Terra Firma Wines Looks for Relationships at Wine Pleasures

Nicholas Hirons is the founder and owner of Terra Firma Wines  in Canada. Terra Firma Wines is a Toronto, Ontario agency representing World Class beverage producers from across the globe.   We spoke with Nicholas about representing overseas wineries in Canada and what he is looking to gain from the “Buyer Meets Iberian Cellar” Workshop Feb 23 – 25 in Barcelona. 

When was Terra Firma Wines founded?  What was the impetus behind starting the business?  Terra Firma was started in 2006.  It was originally intended to be a secondary agency to compliment the one that I was working for at the time.  Because of certain restrictions placed upon agencies in Ontario (which is run by the world’s largest liquor monopoly, the LCBO) I was looking for a way to further opportunities within the confines of the system.  Over time, the wineries that I had chosen to represent started to get some good traction, so at that time I left working for the other company to focus solely on Terra Firma.  I grew up in a family that has been in the wine business since 1979, so I have always had a good understanding of the unique qualities that wine possesses.

What is your specialty?  The strongest segment of our portfolio is France, followed by Australia.  In terms of a price band, our core business is between $15-$40 CDN retail (€11 – €30).

How do you decide what cellars you will represent?  It is a two step process.  Firstly, I have to like the wine.  If I won’t serve it on my own dinner table then I will not have the passion to help sell it to the buyers here in Ontario.  Secondly, I believe that there needs to be a certain chemistry between the supplier and agent.  I believe that a strong relationship based upon mutual understanding and sharing the same goals is essential to a long term strategy of success.  Over time I have found that quite a few suppliers that I have worked with have become good personal friends.

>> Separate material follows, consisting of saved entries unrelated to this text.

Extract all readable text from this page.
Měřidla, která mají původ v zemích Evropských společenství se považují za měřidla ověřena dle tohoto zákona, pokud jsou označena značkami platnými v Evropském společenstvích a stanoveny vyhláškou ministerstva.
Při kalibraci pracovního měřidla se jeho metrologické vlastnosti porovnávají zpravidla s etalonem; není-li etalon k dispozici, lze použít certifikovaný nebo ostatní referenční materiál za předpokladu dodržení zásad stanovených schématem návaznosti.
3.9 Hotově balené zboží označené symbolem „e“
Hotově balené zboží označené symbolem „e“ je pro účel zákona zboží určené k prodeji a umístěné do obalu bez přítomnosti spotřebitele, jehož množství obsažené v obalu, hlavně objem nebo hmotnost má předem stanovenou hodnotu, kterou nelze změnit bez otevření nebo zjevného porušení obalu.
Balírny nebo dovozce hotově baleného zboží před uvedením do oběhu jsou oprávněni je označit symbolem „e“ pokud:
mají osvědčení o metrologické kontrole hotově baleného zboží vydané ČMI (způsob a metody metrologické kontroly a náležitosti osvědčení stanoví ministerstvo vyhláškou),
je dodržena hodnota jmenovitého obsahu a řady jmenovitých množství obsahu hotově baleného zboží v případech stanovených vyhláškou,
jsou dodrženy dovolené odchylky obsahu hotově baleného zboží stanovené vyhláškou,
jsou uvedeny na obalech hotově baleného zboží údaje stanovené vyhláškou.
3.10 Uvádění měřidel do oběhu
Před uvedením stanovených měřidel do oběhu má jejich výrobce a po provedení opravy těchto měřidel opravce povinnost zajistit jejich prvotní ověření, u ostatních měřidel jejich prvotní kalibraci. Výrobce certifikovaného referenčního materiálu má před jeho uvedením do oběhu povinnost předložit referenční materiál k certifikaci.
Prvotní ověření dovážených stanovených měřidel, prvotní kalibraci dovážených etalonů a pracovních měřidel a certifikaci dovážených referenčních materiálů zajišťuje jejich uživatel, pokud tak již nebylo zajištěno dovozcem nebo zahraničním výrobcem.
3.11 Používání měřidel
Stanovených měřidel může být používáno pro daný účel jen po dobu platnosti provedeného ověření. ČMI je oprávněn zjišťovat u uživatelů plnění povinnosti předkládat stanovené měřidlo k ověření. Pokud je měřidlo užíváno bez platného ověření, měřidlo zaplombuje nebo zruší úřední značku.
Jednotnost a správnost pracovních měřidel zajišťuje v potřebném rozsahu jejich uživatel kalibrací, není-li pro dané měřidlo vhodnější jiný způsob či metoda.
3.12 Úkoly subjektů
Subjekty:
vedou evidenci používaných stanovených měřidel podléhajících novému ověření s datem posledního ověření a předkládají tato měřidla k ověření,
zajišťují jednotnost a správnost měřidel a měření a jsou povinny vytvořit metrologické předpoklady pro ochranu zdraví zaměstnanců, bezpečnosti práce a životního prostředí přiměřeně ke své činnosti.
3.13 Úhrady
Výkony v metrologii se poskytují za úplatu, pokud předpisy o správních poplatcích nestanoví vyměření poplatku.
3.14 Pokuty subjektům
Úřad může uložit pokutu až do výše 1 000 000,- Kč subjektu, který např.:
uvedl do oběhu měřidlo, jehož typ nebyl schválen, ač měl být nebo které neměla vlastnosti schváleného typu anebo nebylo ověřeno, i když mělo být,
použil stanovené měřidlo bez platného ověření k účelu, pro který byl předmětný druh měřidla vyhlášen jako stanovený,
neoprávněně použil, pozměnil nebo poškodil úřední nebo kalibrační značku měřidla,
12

What types of wines do you like personally?  Right now I am quite partial to cooler climate Australia (Yarra Valley, Margaret River) and some of the newer appellations coming from the Languedoc.  Being born in England (but raised in Canada) I can never turn down a glass of good Port!

How would you compare the workshop methodology at Wine Pleasures to a large-scale wine trade fair?  What are the strengths and weaknesses of both?  I definitely prefer the smaller format shows.  It allows for more focus and is much more personal in nature. While shows like Vinexpo are good in that you can see a large amount of suppliers in one place, I find it can be overwhelming.  Vinitaly is somewhat better, in that you are focused solely on Italian wines, but as I said, I prefer a more intimate, one on one approach to meetings.